Route: Click to view on Social Hiking

The first hillwalk of 2013 started amidst wind and rain as Dave and I headed down Glen Ernan from a start just off the main Strathdon road. Thirty minutes later we were peeling back sodden hoods to gaze up in amazement at the blue sky that had appeared overhead. The glen, at first wide and fertile, narrowed and started twisting about the feet of the encroaching hills. We stopped for a snack and then pressed on, following the easy track until we reached the shiel in the upper glen. This turned out to be a rather smart estate building and attendant bothy, both freshly painted but sadly locked.

Glen Ernan

Blue Skies Appearing Over Glen Ernan

Glen Ernan

The Shiel in Glen Ernan

Here we forded the burn and followed the vehicle track west up icy slopes and then across short heather, scattering snow-white mountain hares, to reach the summit of Carn Vachich where we enjoyed panoramic views. Our eyes were drawn to the snowy bulwark of Ben Avon, its top shrouded in cloud but sun catching its glistening flanks. Close by the ski paraphernalia at the Lecht could be seen and to the south were the hills above the Gairnshiel road, the snaking tarmac reflecting the low winter sun.

The ford across the Ernan Water

Towards Sgor Gorm and Glen Ernan

Looking north from Cairn Vachich

The Cairngorms

By clever design (or by sheer luck - you decide) we were now heading back towards the car with the gusting wind behind us. A network of estate tracks criss-cross these hills but we mainly stuck to the pathless ridgeline, heading south to Gael Charn. A dark cloud over the Ladder hills bypassed us to the east and more of the Cairngorms became visible as the weather blew through.

To the Cairngorms

The hills above Glen Ernan

Ben Avon beyond Corgarff

The shelter on Gael Charn proved draughty and unstable so we enjoyed lunch outside it in the sunshine where, hunkered down, we were out of the wind. From here we followed the surprisingly distinct ridge towards the giant cairn on Carn Mor. We now had views to a cloud-capped Morven away to the south.

Gael Charn Summit

East from Gael Charn

Towards Morven

Carn Mor above Glen Ernan

Cairn on Carn Mor

This final hill was guarded by a steep descent and re-ascent but eventually the cairn was reached and its sheltered side gave us a chance to look at the map and decide on a way down.

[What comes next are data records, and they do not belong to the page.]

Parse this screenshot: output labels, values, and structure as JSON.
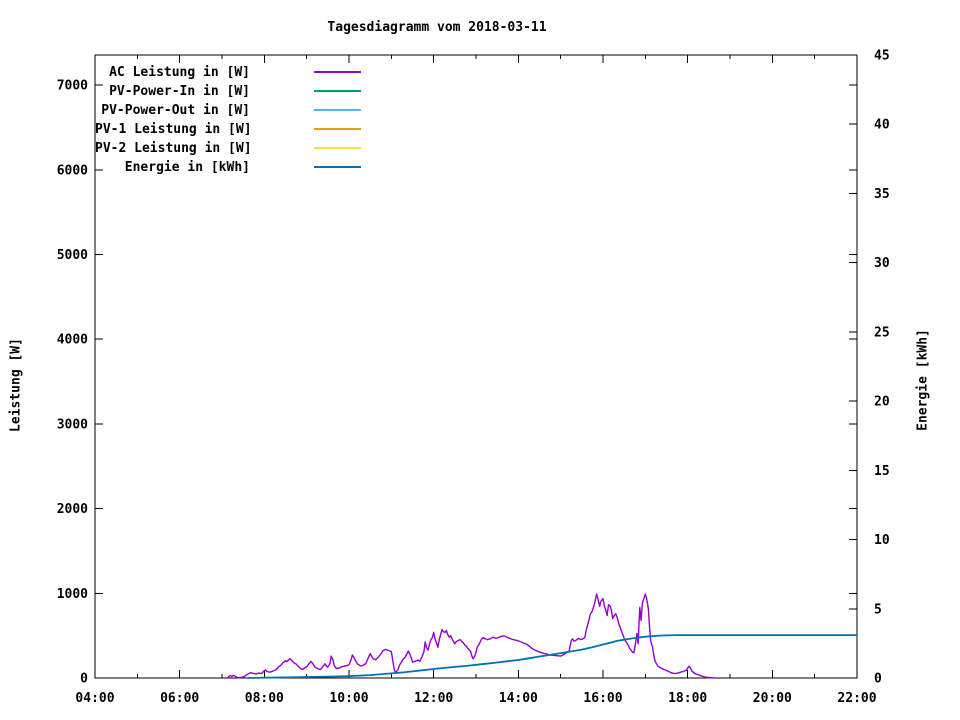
{
  "title": "Tagesdiagramm vom 2018-03-11",
  "chart_data": {
    "type": "line",
    "title": "Tagesdiagramm vom 2018-03-11",
    "grid": false,
    "legend_position": "top-left-inside",
    "background_color": "#ffffff",
    "border_color": "#000000",
    "x_axis": {
      "label": "",
      "range_hours": [
        4,
        22
      ],
      "major_tick_hours": [
        4,
        6,
        8,
        10,
        12,
        14,
        16,
        18,
        20,
        22
      ],
      "major_tick_labels": [
        "04:00",
        "06:00",
        "08:00",
        "10:00",
        "12:00",
        "14:00",
        "16:00",
        "18:00",
        "20:00",
        "22:00"
      ],
      "minor_tick_hours": [
        5,
        7,
        9,
        11,
        13,
        15,
        17,
        19,
        21
      ]
    },
    "y_left": {
      "label": "Leistung [W]",
      "range": [
        0,
        7355
      ],
      "tick_values": [
        0,
        1000,
        2000,
        3000,
        4000,
        5000,
        6000,
        7000
      ],
      "tick_labels": [
        "0",
        "1000",
        "2000",
        "3000",
        "4000",
        "5000",
        "6000",
        "7000"
      ]
    },
    "y_right": {
      "label": "Energie [kWh]",
      "range": [
        0,
        45
      ],
      "tick_values": [
        0,
        5,
        10,
        15,
        20,
        25,
        30,
        35,
        40,
        45
      ],
      "tick_labels": [
        "0",
        "5",
        "10",
        "15",
        "20",
        "25",
        "30",
        "35",
        "40",
        "45"
      ]
    },
    "series": [
      {
        "name": "AC Leistung in [W]",
        "color": "#9400d3",
        "axis": "left",
        "stroke_width": 1.4,
        "points": [
          [
            7.13,
            0
          ],
          [
            7.17,
            22
          ],
          [
            7.2,
            30
          ],
          [
            7.23,
            18
          ],
          [
            7.27,
            32
          ],
          [
            7.3,
            25
          ],
          [
            7.33,
            12
          ],
          [
            7.4,
            4
          ],
          [
            7.47,
            8
          ],
          [
            7.53,
            18
          ],
          [
            7.6,
            45
          ],
          [
            7.67,
            62
          ],
          [
            7.73,
            55
          ],
          [
            7.8,
            48
          ],
          [
            7.87,
            58
          ],
          [
            7.93,
            52
          ],
          [
            8.0,
            85
          ],
          [
            8.03,
            95
          ],
          [
            8.07,
            75
          ],
          [
            8.13,
            68
          ],
          [
            8.2,
            82
          ],
          [
            8.27,
            95
          ],
          [
            8.33,
            130
          ],
          [
            8.4,
            155
          ],
          [
            8.43,
            175
          ],
          [
            8.47,
            190
          ],
          [
            8.5,
            205
          ],
          [
            8.53,
            192
          ],
          [
            8.57,
            210
          ],
          [
            8.6,
            228
          ],
          [
            8.63,
            215
          ],
          [
            8.67,
            195
          ],
          [
            8.7,
            178
          ],
          [
            8.75,
            165
          ],
          [
            8.8,
            140
          ],
          [
            8.85,
            112
          ],
          [
            8.9,
            100
          ],
          [
            8.95,
            118
          ],
          [
            9.0,
            132
          ],
          [
            9.05,
            165
          ],
          [
            9.1,
            195
          ],
          [
            9.13,
            178
          ],
          [
            9.17,
            150
          ],
          [
            9.2,
            128
          ],
          [
            9.27,
            108
          ],
          [
            9.33,
            102
          ],
          [
            9.4,
            145
          ],
          [
            9.43,
            168
          ],
          [
            9.47,
            140
          ],
          [
            9.5,
            128
          ],
          [
            9.55,
            172
          ],
          [
            9.58,
            258
          ],
          [
            9.62,
            215
          ],
          [
            9.65,
            148
          ],
          [
            9.7,
            112
          ],
          [
            9.77,
            118
          ],
          [
            9.83,
            132
          ],
          [
            9.9,
            142
          ],
          [
            9.97,
            148
          ],
          [
            10.0,
            158
          ],
          [
            10.05,
            215
          ],
          [
            10.08,
            272
          ],
          [
            10.12,
            240
          ],
          [
            10.15,
            205
          ],
          [
            10.2,
            168
          ],
          [
            10.27,
            142
          ],
          [
            10.33,
            148
          ],
          [
            10.4,
            172
          ],
          [
            10.45,
            230
          ],
          [
            10.5,
            288
          ],
          [
            10.53,
            262
          ],
          [
            10.57,
            228
          ],
          [
            10.63,
            215
          ],
          [
            10.7,
            252
          ],
          [
            10.75,
            282
          ],
          [
            10.8,
            322
          ],
          [
            10.87,
            338
          ],
          [
            10.93,
            325
          ],
          [
            11.0,
            312
          ],
          [
            11.03,
            220
          ],
          [
            11.07,
            95
          ],
          [
            11.1,
            68
          ],
          [
            11.15,
            92
          ],
          [
            11.2,
            158
          ],
          [
            11.27,
            215
          ],
          [
            11.33,
            248
          ],
          [
            11.4,
            318
          ],
          [
            11.43,
            288
          ],
          [
            11.47,
            242
          ],
          [
            11.5,
            188
          ],
          [
            11.57,
            198
          ],
          [
            11.63,
            212
          ],
          [
            11.67,
            195
          ],
          [
            11.72,
            248
          ],
          [
            11.77,
            308
          ],
          [
            11.8,
            425
          ],
          [
            11.83,
            358
          ],
          [
            11.87,
            332
          ],
          [
            11.9,
            398
          ],
          [
            11.93,
            445
          ],
          [
            11.97,
            478
          ],
          [
            12.0,
            540
          ],
          [
            12.03,
            468
          ],
          [
            12.07,
            412
          ],
          [
            12.1,
            362
          ],
          [
            12.13,
            448
          ],
          [
            12.17,
            525
          ],
          [
            12.2,
            572
          ],
          [
            12.23,
            548
          ],
          [
            12.27,
            538
          ],
          [
            12.3,
            562
          ],
          [
            12.33,
            515
          ],
          [
            12.37,
            482
          ],
          [
            12.4,
            502
          ],
          [
            12.43,
            465
          ],
          [
            12.47,
            428
          ],
          [
            12.5,
            405
          ],
          [
            12.53,
            428
          ],
          [
            12.57,
            440
          ],
          [
            12.6,
            448
          ],
          [
            12.63,
            452
          ],
          [
            12.67,
            428
          ],
          [
            12.7,
            415
          ],
          [
            12.73,
            392
          ],
          [
            12.77,
            378
          ],
          [
            12.8,
            355
          ],
          [
            12.83,
            338
          ],
          [
            12.87,
            318
          ],
          [
            12.9,
            262
          ],
          [
            12.93,
            228
          ],
          [
            12.97,
            258
          ],
          [
            13.0,
            305
          ],
          [
            13.03,
            368
          ],
          [
            13.07,
            398
          ],
          [
            13.1,
            425
          ],
          [
            13.13,
            458
          ],
          [
            13.17,
            478
          ],
          [
            13.2,
            468
          ],
          [
            13.27,
            452
          ],
          [
            13.33,
            462
          ],
          [
            13.4,
            482
          ],
          [
            13.47,
            468
          ],
          [
            13.53,
            478
          ],
          [
            13.6,
            492
          ],
          [
            13.67,
            498
          ],
          [
            13.73,
            482
          ],
          [
            13.8,
            468
          ],
          [
            13.87,
            455
          ],
          [
            13.93,
            448
          ],
          [
            14.0,
            438
          ],
          [
            14.07,
            425
          ],
          [
            14.13,
            412
          ],
          [
            14.2,
            398
          ],
          [
            14.27,
            372
          ],
          [
            14.33,
            345
          ],
          [
            14.4,
            328
          ],
          [
            14.47,
            312
          ],
          [
            14.53,
            302
          ],
          [
            14.6,
            292
          ],
          [
            14.67,
            282
          ],
          [
            14.73,
            275
          ],
          [
            14.8,
            268
          ],
          [
            14.87,
            265
          ],
          [
            14.93,
            262
          ],
          [
            15.0,
            258
          ],
          [
            15.05,
            272
          ],
          [
            15.1,
            288
          ],
          [
            15.15,
            302
          ],
          [
            15.2,
            318
          ],
          [
            15.25,
            442
          ],
          [
            15.28,
            462
          ],
          [
            15.32,
            435
          ],
          [
            15.37,
            448
          ],
          [
            15.42,
            468
          ],
          [
            15.47,
            455
          ],
          [
            15.52,
            462
          ],
          [
            15.57,
            478
          ],
          [
            15.6,
            558
          ],
          [
            15.65,
            648
          ],
          [
            15.7,
            752
          ],
          [
            15.75,
            795
          ],
          [
            15.8,
            875
          ],
          [
            15.85,
            992
          ],
          [
            15.88,
            935
          ],
          [
            15.92,
            848
          ],
          [
            15.95,
            905
          ],
          [
            16.0,
            938
          ],
          [
            16.03,
            855
          ],
          [
            16.07,
            792
          ],
          [
            16.1,
            738
          ],
          [
            16.13,
            865
          ],
          [
            16.17,
            848
          ],
          [
            16.2,
            795
          ],
          [
            16.23,
            702
          ],
          [
            16.27,
            742
          ],
          [
            16.3,
            758
          ],
          [
            16.33,
            722
          ],
          [
            16.37,
            645
          ],
          [
            16.4,
            608
          ],
          [
            16.43,
            562
          ],
          [
            16.47,
            508
          ],
          [
            16.5,
            468
          ],
          [
            16.53,
            438
          ],
          [
            16.57,
            408
          ],
          [
            16.6,
            382
          ],
          [
            16.63,
            348
          ],
          [
            16.67,
            322
          ],
          [
            16.7,
            305
          ],
          [
            16.73,
            298
          ],
          [
            16.77,
            418
          ],
          [
            16.8,
            525
          ],
          [
            16.83,
            405
          ],
          [
            16.87,
            832
          ],
          [
            16.9,
            678
          ],
          [
            16.93,
            885
          ],
          [
            16.97,
            948
          ],
          [
            17.0,
            992
          ],
          [
            17.03,
            938
          ],
          [
            17.07,
            825
          ],
          [
            17.1,
            592
          ],
          [
            17.13,
            432
          ],
          [
            17.17,
            368
          ],
          [
            17.2,
            268
          ],
          [
            17.23,
            198
          ],
          [
            17.27,
            162
          ],
          [
            17.3,
            138
          ],
          [
            17.37,
            118
          ],
          [
            17.43,
            102
          ],
          [
            17.5,
            88
          ],
          [
            17.57,
            72
          ],
          [
            17.63,
            58
          ],
          [
            17.7,
            52
          ],
          [
            17.77,
            58
          ],
          [
            17.83,
            68
          ],
          [
            17.9,
            78
          ],
          [
            17.97,
            92
          ],
          [
            18.03,
            138
          ],
          [
            18.07,
            118
          ],
          [
            18.1,
            82
          ],
          [
            18.17,
            52
          ],
          [
            18.23,
            42
          ],
          [
            18.3,
            28
          ],
          [
            18.37,
            18
          ],
          [
            18.43,
            10
          ],
          [
            18.5,
            6
          ],
          [
            18.6,
            2
          ],
          [
            18.65,
            0
          ]
        ]
      },
      {
        "name": "PV-Power-In in [W]",
        "color": "#009e73",
        "axis": "left",
        "stroke_width": 1.4,
        "points": []
      },
      {
        "name": "PV-Power-Out in [W]",
        "color": "#56b4e9",
        "axis": "left",
        "stroke_width": 1.4,
        "points": []
      },
      {
        "name": "PV-1 Leistung in [W]",
        "color": "#e69f00",
        "axis": "left",
        "stroke_width": 1.4,
        "points": []
      },
      {
        "name": "PV-2 Leistung in [W]",
        "color": "#f0e442",
        "axis": "left",
        "stroke_width": 1.4,
        "points": []
      },
      {
        "name": "Energie in [kWh]",
        "color": "#0072b2",
        "axis": "right",
        "stroke_width": 1.8,
        "points": [
          [
            7.6,
            0
          ],
          [
            8.0,
            0.02
          ],
          [
            8.5,
            0.04
          ],
          [
            9.0,
            0.07
          ],
          [
            9.5,
            0.1
          ],
          [
            10.0,
            0.14
          ],
          [
            10.5,
            0.21
          ],
          [
            11.0,
            0.33
          ],
          [
            11.25,
            0.4
          ],
          [
            11.5,
            0.48
          ],
          [
            11.75,
            0.56
          ],
          [
            12.0,
            0.65
          ],
          [
            12.25,
            0.73
          ],
          [
            12.5,
            0.8
          ],
          [
            12.75,
            0.87
          ],
          [
            13.0,
            0.95
          ],
          [
            13.25,
            1.03
          ],
          [
            13.5,
            1.12
          ],
          [
            13.75,
            1.21
          ],
          [
            14.0,
            1.3
          ],
          [
            14.25,
            1.42
          ],
          [
            14.5,
            1.55
          ],
          [
            14.75,
            1.67
          ],
          [
            15.0,
            1.8
          ],
          [
            15.25,
            1.92
          ],
          [
            15.5,
            2.05
          ],
          [
            15.75,
            2.22
          ],
          [
            16.0,
            2.42
          ],
          [
            16.17,
            2.55
          ],
          [
            16.33,
            2.68
          ],
          [
            16.5,
            2.77
          ],
          [
            16.67,
            2.85
          ],
          [
            16.83,
            2.92
          ],
          [
            17.0,
            2.98
          ],
          [
            17.17,
            3.03
          ],
          [
            17.33,
            3.06
          ],
          [
            17.5,
            3.08
          ],
          [
            17.75,
            3.1
          ],
          [
            18.0,
            3.1
          ],
          [
            22.0,
            3.1
          ]
        ]
      }
    ]
  }
}
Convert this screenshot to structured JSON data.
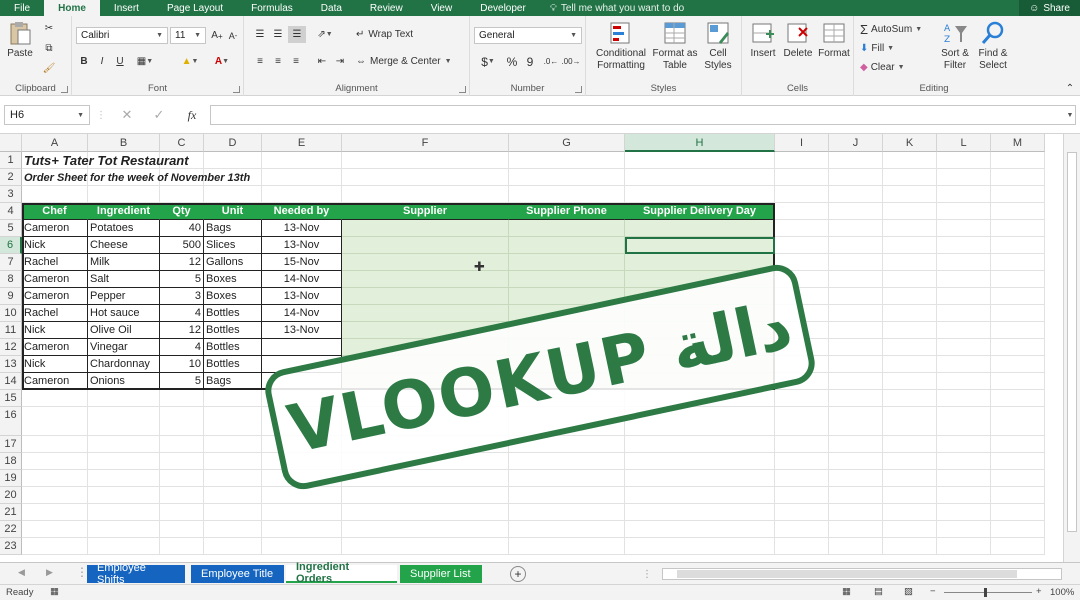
{
  "ribbon_tabs": [
    "File",
    "Home",
    "Insert",
    "Page Layout",
    "Formulas",
    "Data",
    "Review",
    "View",
    "Developer"
  ],
  "active_tab": "Home",
  "tell_me": "Tell me what you want to do",
  "share": "Share",
  "groups": {
    "clipboard": {
      "label": "Clipboard",
      "paste": "Paste"
    },
    "font": {
      "label": "Font",
      "name": "Calibri",
      "size": "11",
      "bold": "B",
      "italic": "I",
      "underline": "U"
    },
    "alignment": {
      "label": "Alignment",
      "wrap": "Wrap Text",
      "merge": "Merge & Center"
    },
    "number": {
      "label": "Number",
      "format": "General",
      "currency": "$",
      "percent": "%",
      "comma": "9"
    },
    "styles": {
      "label": "Styles",
      "conditional": "Conditional\nFormatting",
      "table": "Format as\nTable",
      "cell": "Cell\nStyles"
    },
    "cells": {
      "label": "Cells",
      "insert": "Insert",
      "delete": "Delete",
      "format": "Format"
    },
    "editing": {
      "label": "Editing",
      "autosum": "AutoSum",
      "fill": "Fill",
      "clear": "Clear",
      "sort": "Sort &\nFilter",
      "find": "Find &\nSelect"
    }
  },
  "namebox": "H6",
  "fx": "fx",
  "columns": [
    "A",
    "B",
    "C",
    "D",
    "E",
    "F",
    "G",
    "H",
    "I",
    "J",
    "K",
    "L",
    "M"
  ],
  "selected_column": "H",
  "rows": [
    "1",
    "2",
    "3",
    "4",
    "5",
    "6",
    "7",
    "8",
    "9",
    "10",
    "11",
    "12",
    "13",
    "14",
    "15",
    "16",
    "17",
    "18",
    "19",
    "20",
    "21",
    "22",
    "23"
  ],
  "selected_row": "6",
  "sheet": {
    "title": "Tuts+ Tater Tot Restaurant",
    "subtitle": "Order Sheet for the week of November 13th",
    "headers": [
      "Chef",
      "Ingredient",
      "Qty",
      "Unit",
      "Needed by",
      "Supplier",
      "Supplier Phone",
      "Supplier Delivery Day"
    ],
    "data": [
      [
        "Cameron",
        "Potatoes",
        "40",
        "Bags",
        "13-Nov"
      ],
      [
        "Nick",
        "Cheese",
        "500",
        "Slices",
        "13-Nov"
      ],
      [
        "Rachel",
        "Milk",
        "12",
        "Gallons",
        "15-Nov"
      ],
      [
        "Cameron",
        "Salt",
        "5",
        "Boxes",
        "14-Nov"
      ],
      [
        "Cameron",
        "Pepper",
        "3",
        "Boxes",
        "13-Nov"
      ],
      [
        "Rachel",
        "Hot sauce",
        "4",
        "Bottles",
        "14-Nov"
      ],
      [
        "Nick",
        "Olive Oil",
        "12",
        "Bottles",
        "13-Nov"
      ],
      [
        "Cameron",
        "Vinegar",
        "4",
        "Bottles",
        ""
      ],
      [
        "Nick",
        "Chardonnay",
        "10",
        "Bottles",
        ""
      ],
      [
        "Cameron",
        "Onions",
        "5",
        "Bags",
        ""
      ]
    ]
  },
  "stamp": {
    "latin": "VLOOKUP",
    "arabic": "دالة"
  },
  "sheet_tabs": [
    {
      "label": "Employee Shifts",
      "color": "#1565c0"
    },
    {
      "label": "Employee Title",
      "color": "#1565c0"
    },
    {
      "label": "Ingredient Orders",
      "color": "#ffffff"
    },
    {
      "label": "Supplier List",
      "color": "#23a34a"
    }
  ],
  "active_sheet": "Ingredient Orders",
  "status": {
    "ready": "Ready",
    "zoom": "100%"
  },
  "colors": {
    "accent": "#217346",
    "header_fill": "#23a34a",
    "light_fill": "#e2efda"
  }
}
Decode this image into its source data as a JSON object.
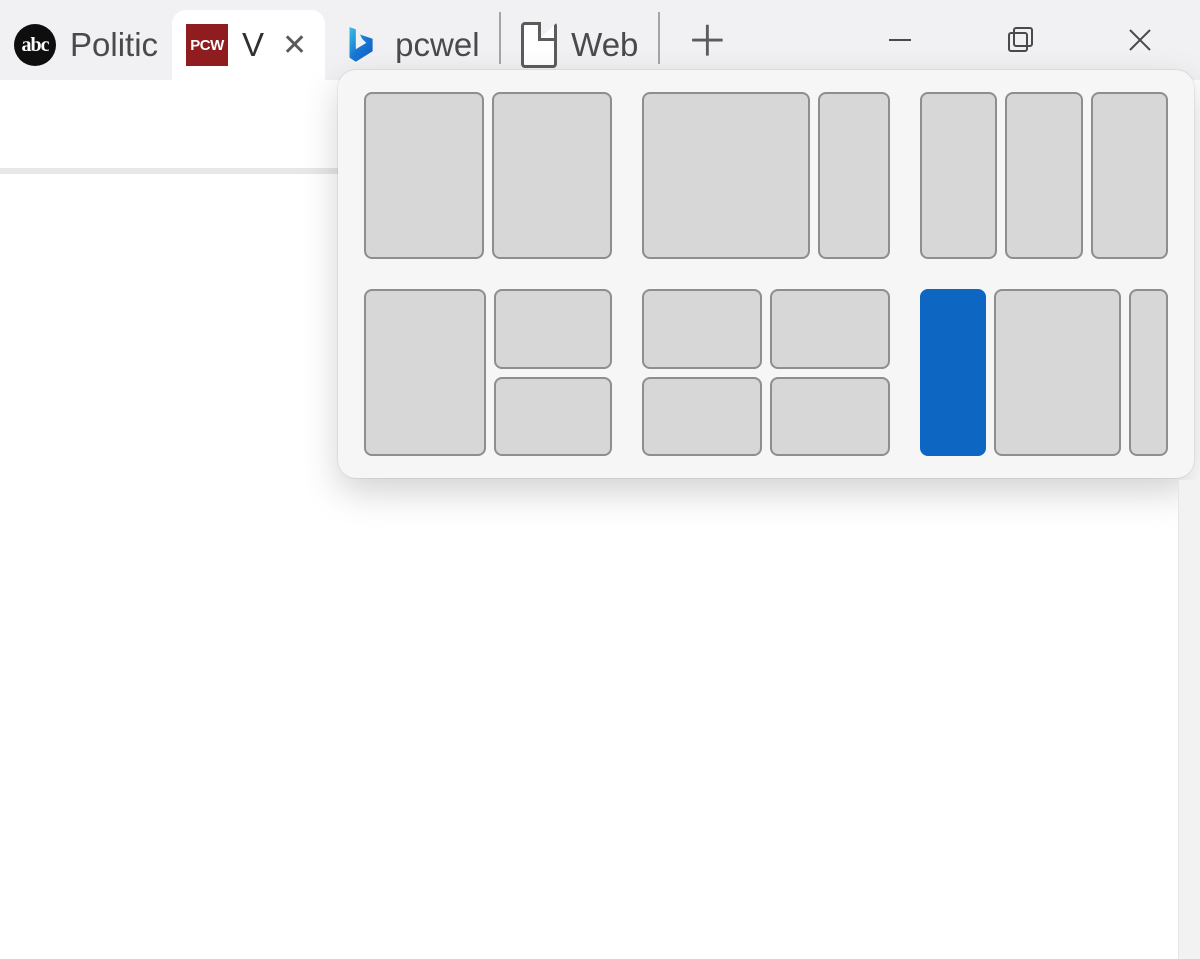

Rather than backtrack to an easy path we decided to continue along the ridge, soon dropping into a sparse pine wood which then gave out to thigh-deep trackless heather and low growing conifers that slowed our pace.

Morven

Looking up Strathdon

Another Large Cairn

On the far side of the last rise we picked out a route down to the woods above the main road. Out of the wind it was very warm and we were glad to come across a narrow track which dropped through the trees and eventually brought us to the main road and so back to the car.

We stopped off at the quirky Mossatburn Tea Room for a spot of cake and a great big pot of a tea served by the cheerful proprietress. We drove back to Aberdeen in the golden hour as the low sun set over the hills, a light mist playing in the hollows, and the Loch of Skene looking dazzling.

An excellent way to blow away the cobwebs of Christmas and New Year and get a new year of hills off to a fine start.